Hüseyin Hilmi bin Saîd hazretlerinden sohbetler

 *Hüseyin Hilmi bin Saîd hazretleri buyuruyor ki:*


Ankarada, gazetemizin bir abonesi, rüyâsında, örtülü, nûr yüzlü bir *Teyze* yi görmüş, meğer o, Enver âbinin *Annesi* ymiş. O kimseye demiş ki: 


Oğlum Enver'e söyleyin, Çankaya semtinde, uzun uzun sütunlar, direkler varmış. Çocuklar, oraya tırmanıp tırmanıp yere düşüyorlarmış. Çoğunun kolu bacağı kırılmış. 


Oğlum Enver'e söyleyin de bir *Hastâne* yapdırsın, o insanları *Tedâvi* etdirsin, demiş. İşte, Enver âbi, *Türkiye Hastânesi* ni bunun üzerine kurdu kardeşim. 

********

Allahü teâlâ, müslümânlara her ihtiyâcını gönderse, kâfirlere göndermese, o zaman arada *Fark* olur. Hâlbuki cenâb-ı Hak *İmtihân* ediyor. 


Biz müslümânlar da sebebe yapışacağız, fakat sebebin te’sîrini *Allah* dan bekliyeceğiz. Onlar, *Sebep* den bekliyor, aradaki fark bu. 


Görünüşte aynı. Onlar da sebebe yapışıyor, biz de. Ama onlar, *Sebep* den bekliyor, biz ise *Müsebbib* den bekli-yoruz. Müsebbib, *Allahü teâlâ* dır. Sebepleri gönderene, *Müsebbib* denir. 


Bu dünyâ fânî, her şey geçer. Ne *Beyi*, ne *Paşası*, hiç kimse kalmaz bu dünyâda. Gördüklerimizden, tanıdıklarımızdan kimler gitdi, kimler gitdi. 


Her şey geçer gider, fakat büyüklerimizden gelen *Feyz* ve *Nûr* ayrı, o geçmez, o gitmez. 

********

Dünyâda kimi severseniz, âhiretde de onun yanında olacaksınız. *Hadîs-i şerîf* bu. *El mer’ü me’a men ehabbe* İnsan dünyâda kimi severse, âhiretde de onun yanında olacak. 

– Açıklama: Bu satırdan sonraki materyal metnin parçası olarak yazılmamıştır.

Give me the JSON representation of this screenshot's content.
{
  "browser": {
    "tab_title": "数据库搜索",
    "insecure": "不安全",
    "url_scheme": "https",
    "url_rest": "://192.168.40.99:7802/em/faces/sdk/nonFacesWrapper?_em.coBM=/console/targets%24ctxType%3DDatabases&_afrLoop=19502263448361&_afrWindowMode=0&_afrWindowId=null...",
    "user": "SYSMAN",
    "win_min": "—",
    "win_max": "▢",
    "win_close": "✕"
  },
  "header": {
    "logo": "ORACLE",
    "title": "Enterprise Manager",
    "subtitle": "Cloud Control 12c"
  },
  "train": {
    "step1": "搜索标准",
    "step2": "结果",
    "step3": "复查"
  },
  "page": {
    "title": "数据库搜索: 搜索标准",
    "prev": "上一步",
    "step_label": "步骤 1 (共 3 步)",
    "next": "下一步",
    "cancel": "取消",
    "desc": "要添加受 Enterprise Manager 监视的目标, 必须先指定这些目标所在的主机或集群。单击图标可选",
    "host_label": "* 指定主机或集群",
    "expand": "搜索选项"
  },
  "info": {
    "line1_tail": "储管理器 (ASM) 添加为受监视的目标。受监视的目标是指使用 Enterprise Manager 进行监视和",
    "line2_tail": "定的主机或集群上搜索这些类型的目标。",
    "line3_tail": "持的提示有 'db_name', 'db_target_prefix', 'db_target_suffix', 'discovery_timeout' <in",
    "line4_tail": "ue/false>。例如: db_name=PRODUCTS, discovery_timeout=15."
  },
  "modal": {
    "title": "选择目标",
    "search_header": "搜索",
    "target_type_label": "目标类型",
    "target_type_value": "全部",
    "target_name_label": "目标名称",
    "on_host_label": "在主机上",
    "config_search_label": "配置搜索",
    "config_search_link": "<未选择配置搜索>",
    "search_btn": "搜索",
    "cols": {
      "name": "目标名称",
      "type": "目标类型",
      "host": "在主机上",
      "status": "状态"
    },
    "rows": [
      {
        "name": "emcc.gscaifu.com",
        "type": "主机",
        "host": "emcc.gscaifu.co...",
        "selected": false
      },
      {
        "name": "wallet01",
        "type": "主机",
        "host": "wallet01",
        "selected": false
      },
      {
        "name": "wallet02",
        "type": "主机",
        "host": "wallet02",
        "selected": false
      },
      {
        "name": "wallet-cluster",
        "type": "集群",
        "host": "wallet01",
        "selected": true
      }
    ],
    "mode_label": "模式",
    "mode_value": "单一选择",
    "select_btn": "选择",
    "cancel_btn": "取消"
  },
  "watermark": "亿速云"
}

Bu, büyük bir *Müjde* bizim için. Biz onları seviyoruz. İnşallah dünyâda onların *Himmet* leri bizimle berâber olduğu gibi, âhiretde de *Şefâat* leri olacak, kendileri bize yardım edecekler. 


O büyüklerin *Rûhâniyet* leri şimdi burada hazır. Onların rûhâniyetleri hâzır olur. O gün de hepimize *Şefâat* leri olur inşallah. 


Ben yukarı gidiyorum, size, *Enver âbi* yi vekîl bırakıyorum. Enver âbi den gelir *Feyz* ler.